Chapter 15 Genome-wide association (GWAS) data

New tools for genetic/genomic data analysis are being created at a mind-boggling rate. It seems like a new paper in this area comes out each week – which makes it a challenge to summarize the tools available for working in this area. With this in mind, consider the set of tools and tips provided here as select suggestions from my own experience rather than an exhaustive list.

A tutorial for GWAS in R is available here.

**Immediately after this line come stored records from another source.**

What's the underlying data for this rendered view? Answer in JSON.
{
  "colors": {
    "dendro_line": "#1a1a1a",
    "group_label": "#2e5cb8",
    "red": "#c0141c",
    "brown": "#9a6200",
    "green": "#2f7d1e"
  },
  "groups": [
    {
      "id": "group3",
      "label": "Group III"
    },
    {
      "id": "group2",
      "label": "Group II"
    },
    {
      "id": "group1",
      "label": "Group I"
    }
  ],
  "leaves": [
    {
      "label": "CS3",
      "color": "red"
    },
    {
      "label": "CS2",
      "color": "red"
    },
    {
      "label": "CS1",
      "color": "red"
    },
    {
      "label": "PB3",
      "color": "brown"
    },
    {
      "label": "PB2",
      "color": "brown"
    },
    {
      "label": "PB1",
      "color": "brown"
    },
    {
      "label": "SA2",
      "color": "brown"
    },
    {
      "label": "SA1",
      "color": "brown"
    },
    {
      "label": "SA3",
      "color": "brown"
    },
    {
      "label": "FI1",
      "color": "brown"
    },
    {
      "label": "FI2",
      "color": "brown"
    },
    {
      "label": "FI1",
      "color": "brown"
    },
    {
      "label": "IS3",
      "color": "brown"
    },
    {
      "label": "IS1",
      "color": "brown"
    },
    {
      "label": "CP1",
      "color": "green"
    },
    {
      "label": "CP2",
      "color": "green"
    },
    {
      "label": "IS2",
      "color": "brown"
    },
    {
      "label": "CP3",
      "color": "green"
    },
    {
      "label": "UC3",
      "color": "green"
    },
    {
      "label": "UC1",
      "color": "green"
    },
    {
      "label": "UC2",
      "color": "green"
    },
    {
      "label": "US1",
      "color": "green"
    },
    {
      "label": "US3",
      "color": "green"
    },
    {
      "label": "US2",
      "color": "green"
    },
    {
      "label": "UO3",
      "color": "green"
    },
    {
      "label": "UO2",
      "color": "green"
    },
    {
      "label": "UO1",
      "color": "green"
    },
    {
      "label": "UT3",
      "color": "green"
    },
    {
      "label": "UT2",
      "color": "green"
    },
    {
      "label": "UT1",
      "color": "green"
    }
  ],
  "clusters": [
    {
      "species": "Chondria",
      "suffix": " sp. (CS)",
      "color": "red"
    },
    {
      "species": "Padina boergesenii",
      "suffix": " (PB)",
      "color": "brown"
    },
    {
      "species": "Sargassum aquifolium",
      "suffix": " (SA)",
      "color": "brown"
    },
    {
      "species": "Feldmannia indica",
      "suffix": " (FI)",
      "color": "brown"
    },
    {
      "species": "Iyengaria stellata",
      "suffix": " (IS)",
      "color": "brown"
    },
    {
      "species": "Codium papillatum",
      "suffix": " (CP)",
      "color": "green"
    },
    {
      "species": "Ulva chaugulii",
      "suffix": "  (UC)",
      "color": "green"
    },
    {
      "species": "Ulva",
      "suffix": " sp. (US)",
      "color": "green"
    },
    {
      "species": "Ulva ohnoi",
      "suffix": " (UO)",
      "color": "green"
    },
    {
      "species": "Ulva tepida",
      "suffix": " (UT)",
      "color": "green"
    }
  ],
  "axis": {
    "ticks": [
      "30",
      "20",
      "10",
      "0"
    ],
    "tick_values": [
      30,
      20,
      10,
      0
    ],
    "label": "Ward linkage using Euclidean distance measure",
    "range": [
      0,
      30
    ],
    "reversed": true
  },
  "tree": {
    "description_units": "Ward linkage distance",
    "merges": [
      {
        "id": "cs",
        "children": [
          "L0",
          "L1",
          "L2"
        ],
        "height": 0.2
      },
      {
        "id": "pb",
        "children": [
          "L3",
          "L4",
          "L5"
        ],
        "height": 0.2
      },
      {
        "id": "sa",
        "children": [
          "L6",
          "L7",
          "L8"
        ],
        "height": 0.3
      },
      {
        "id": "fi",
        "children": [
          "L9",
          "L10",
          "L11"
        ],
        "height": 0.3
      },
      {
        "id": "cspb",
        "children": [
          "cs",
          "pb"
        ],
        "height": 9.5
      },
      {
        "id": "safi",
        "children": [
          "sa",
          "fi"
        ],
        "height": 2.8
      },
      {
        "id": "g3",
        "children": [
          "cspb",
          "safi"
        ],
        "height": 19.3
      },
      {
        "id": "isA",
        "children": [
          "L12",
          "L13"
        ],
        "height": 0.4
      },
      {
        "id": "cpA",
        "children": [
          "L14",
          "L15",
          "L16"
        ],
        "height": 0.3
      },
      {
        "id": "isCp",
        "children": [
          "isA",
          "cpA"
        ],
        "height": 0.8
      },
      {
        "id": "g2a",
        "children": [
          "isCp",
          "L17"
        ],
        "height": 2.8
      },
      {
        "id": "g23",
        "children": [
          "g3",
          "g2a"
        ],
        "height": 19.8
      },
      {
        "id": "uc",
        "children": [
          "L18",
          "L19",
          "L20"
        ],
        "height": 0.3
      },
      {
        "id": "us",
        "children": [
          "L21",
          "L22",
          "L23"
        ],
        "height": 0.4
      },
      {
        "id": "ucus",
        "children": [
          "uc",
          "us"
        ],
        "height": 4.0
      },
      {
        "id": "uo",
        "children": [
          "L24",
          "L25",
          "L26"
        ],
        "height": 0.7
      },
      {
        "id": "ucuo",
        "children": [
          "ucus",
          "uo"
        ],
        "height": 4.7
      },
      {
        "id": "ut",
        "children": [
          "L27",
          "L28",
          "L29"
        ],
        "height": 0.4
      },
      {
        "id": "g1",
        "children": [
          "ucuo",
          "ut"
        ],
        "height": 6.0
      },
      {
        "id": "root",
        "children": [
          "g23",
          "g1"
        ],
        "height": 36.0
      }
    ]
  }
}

15.1 Principal component analysis (PCA)

One concept that comes up often in GWAS data is principal components – this CrossValidated post is the best explanation I have read on PCA. Another site that may be helpful is this one, which has examples of visualizing PCA in R.

15.2 R packages

15.2.1 for analyzing one genetic marker at a time

  • bigsnpr analyses GWAS scale data, includes PCA, fitting lasso models, doing some quality control

  • qqman creates Manhattan plots and QQ plots

15.2.2 for analyzing markers together in an additive model

  • ncvreg fits nonconvex penalized linear mixed models in R

  • plmmr does penalized linear mixed models in R

15.2.3 for summary-level GWAS data

  • PLACO: this isn’t a ‘package’ per se, but this method for assessing pleiotropy between traits is implemented in R.

15.3 Bioconductor packages

15.4 Command-line tools

  • PLINK is arguably the most established tool for managing and analyzing genetic/genomic data. Definitely worth learning if you are interested in working with this kind of data. This is probably the best tool to start learning if you are new to the field.

  • LDSC is a tool for estimating heritability and genetic correlation from GWAS summary statistics.

  • HEELS does heritability estimation with high-efficiency using LD and summary statistics.